I picked up the phone, my hands were shaking so violently I nearly dropped it. I didn’t open InkWell. Instead, I called Simon.
“Simon,” I choked out, staring at the blue light of the television. “He’s looking at me right now.”
“Elise, listen to the sound of my voice,” Simon’s calm, measured tone broke through the static of my panic. “Do not look at the camera. Do not look at the screen. Remember who you are. You are the writer. This is your life, your narrative.”
“I’m terrified,” I sobbed, tears finally spilling over. “The danger is everywhere.”

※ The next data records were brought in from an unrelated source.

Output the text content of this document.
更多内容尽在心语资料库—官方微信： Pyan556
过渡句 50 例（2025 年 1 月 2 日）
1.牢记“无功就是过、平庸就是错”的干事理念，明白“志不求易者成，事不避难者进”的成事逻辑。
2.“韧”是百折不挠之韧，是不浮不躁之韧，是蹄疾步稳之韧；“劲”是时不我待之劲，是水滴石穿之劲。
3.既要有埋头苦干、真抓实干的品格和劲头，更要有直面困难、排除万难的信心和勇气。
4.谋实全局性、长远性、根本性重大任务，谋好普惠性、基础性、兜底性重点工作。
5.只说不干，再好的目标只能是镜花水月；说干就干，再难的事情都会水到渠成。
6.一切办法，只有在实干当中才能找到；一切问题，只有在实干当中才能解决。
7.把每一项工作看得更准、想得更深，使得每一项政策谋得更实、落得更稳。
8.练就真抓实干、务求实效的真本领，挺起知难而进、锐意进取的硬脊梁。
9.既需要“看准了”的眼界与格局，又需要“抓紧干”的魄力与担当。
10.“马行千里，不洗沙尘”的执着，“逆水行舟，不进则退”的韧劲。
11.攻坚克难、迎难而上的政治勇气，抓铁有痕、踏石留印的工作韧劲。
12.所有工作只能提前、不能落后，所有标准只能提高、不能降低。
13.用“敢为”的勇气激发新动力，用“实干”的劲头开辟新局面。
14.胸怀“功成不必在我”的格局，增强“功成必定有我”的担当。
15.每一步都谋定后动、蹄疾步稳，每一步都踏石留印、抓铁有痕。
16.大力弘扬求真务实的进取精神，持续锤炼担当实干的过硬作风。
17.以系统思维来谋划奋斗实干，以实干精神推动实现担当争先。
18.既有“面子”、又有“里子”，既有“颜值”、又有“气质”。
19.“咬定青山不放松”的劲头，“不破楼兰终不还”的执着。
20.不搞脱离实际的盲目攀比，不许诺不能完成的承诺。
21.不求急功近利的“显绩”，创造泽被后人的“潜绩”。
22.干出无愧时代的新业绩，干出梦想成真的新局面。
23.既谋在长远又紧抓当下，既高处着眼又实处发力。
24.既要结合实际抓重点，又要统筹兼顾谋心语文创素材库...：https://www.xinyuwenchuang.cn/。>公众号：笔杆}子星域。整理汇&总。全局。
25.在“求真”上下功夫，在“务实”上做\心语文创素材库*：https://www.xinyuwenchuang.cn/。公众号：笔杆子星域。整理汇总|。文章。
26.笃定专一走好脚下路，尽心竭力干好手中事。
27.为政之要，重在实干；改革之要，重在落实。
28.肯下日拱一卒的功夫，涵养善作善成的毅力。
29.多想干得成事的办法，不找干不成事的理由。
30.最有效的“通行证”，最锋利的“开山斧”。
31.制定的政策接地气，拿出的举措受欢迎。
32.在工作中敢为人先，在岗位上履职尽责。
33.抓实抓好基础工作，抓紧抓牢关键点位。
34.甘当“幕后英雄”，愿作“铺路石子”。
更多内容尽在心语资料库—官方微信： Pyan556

“The danger is real, but his omnipotence is an illusion,” Simon said, his counselor’s voice hardening into something fiercely protective. “He uses technology because he is too small to face the world as a real person. Hang up, smash the device if you have to, walk out into the hallway with Fred, and we will call the authorities together. Do not let him write your final sentence.”
I looked up at the television. The blue light seemed to blink, a digital eye mocking my fear.
The stranger was hidden, protected by layers of encryption and an ocean of anonymity. I might never see his face, never know his name, never understand why he chose to hunt me across a platform built for dreams. The digital space I loved had been weaponized against me, a reminder that in the modern age, a predator doesn’t need a dark alleyway; they only need an open port.
I stood up, walked over to the television, and with all the strength I had left, yanked the power cord from the wall. The blue light died.
The room returned to the dark, chaotic rhythm of the Hong Kong storm. The stranger was gone from the screen, but as I stood there in the dark, I knew the true terror had just begun: the digital ghost was gone, but the stranger out there in the city was still watching.